When searching around the mettasutta yesterday I already saw that there is some inconsistency in the number of translations that are shown for this text, according to the language I choose. This morning I have explored this a bit more thoroughly.
At Snp 1.8 I’m shown 29 translations into other languages when reading in English. The same for Deutsch, Français, or Italiano, for example. If I choose Klingon I am shown 30 languages, the same for Saarländisch, Sindarin, or Aurebesh. That means that only when I have already chosen Saarländisch as my language can I see that there is a Saarländisch translation of the mettasutta, and the same for Farsi, Sindarin, Aurebesh, and a few others.
At Kp 9 it is similar, only that there is even more variation in the number of translations shown (the number varies between 19 and 23, as far as I can see; but I didn’t try out all languages), and overall, the mettasutta is sown in less translations.
I think the mettasutta is the text that has the highest number of translations on SC. So if the same problem applies elsewhere (which I didn’t test) it is certainly here where it is most relevant.
There’s still another thing I forgot to mention: When trying to read the Mettasutta in Saarländisch at Snp 1.8 it says “You’re offline”—which is not true. At Kp 9 I can read it.
I think the “offline” warning might be better reworded as “Internet request failed. Please try again later” or the equivalent. “You’re offline” is a bit of finger-pointing.

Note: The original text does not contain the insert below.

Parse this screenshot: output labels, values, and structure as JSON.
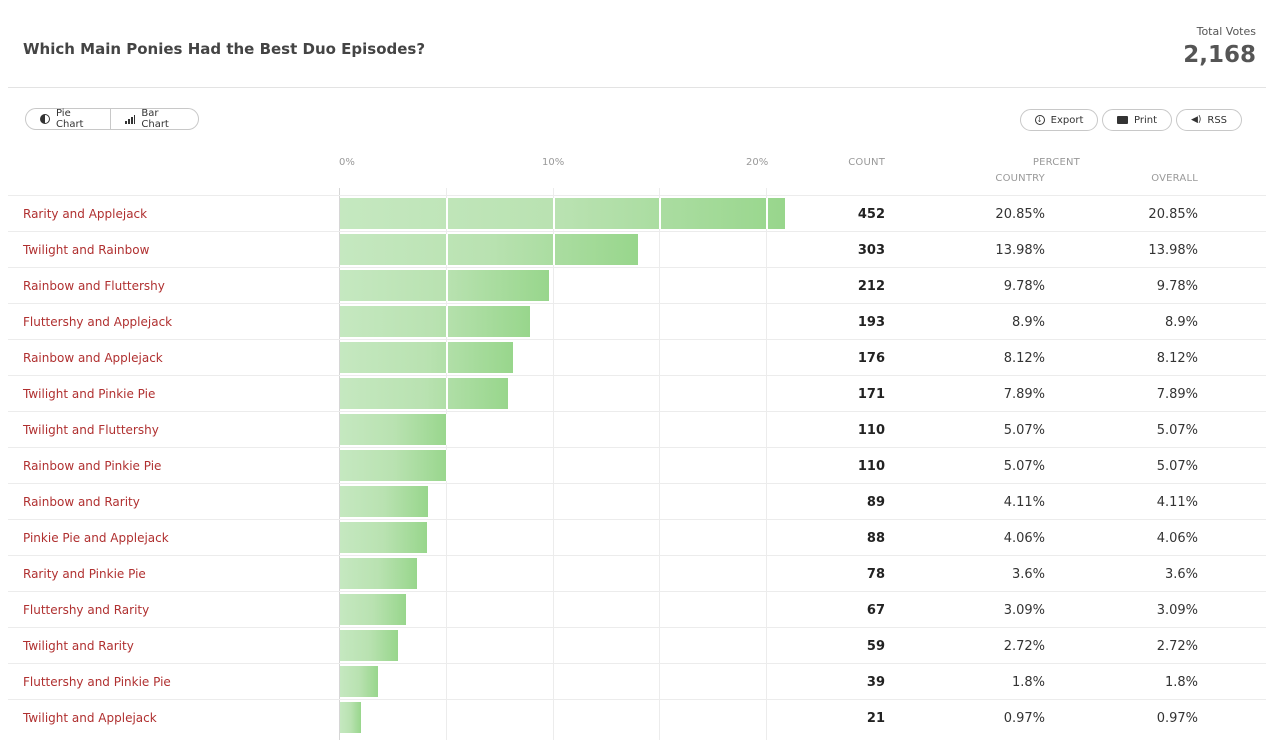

Yes. I see this too. I think the problem is that your name entry is missing some fields. The “null” is bad and Bhante @Sujato and/or @Blake will need to address this. The “source map” should have a short form and uid for you. These will be used in the url (e.g., mn1/en/sujato). What is showing up in the URL is snp1.8/sld/null. The null is bad.
Thanks for this. It seems that this issue occurs when we fail to properly define the author, at the moment this is silently ignored since once upon a time it didn’t really matter who the author was, as in it didn’t prevent the text from being human readable (the author would still be mentioned in the meta data). Now that the author is a part of the URL it is critical that it be properly defined for the software to generate the correct urls.
That seems to have been the case for some, but not for all. I see that on staging it is fixed for the Amaravati Sangha (for kp9) but not the others. The others seem to have to do with 3-letter language codes (all the ones with a 3-letter language code are missing, amongst which Japanese). The authors for this are defined properly and this has been working before.
Remove the diacritical on the last “a”. I have discussed this with Aminah, since in some places my name was written with diacriticals and in others without. I am usually not using diacritics when writing my name, so it should be without everywhere. There should be no inconsistencies. (The other text next to the Mettasutta is this.)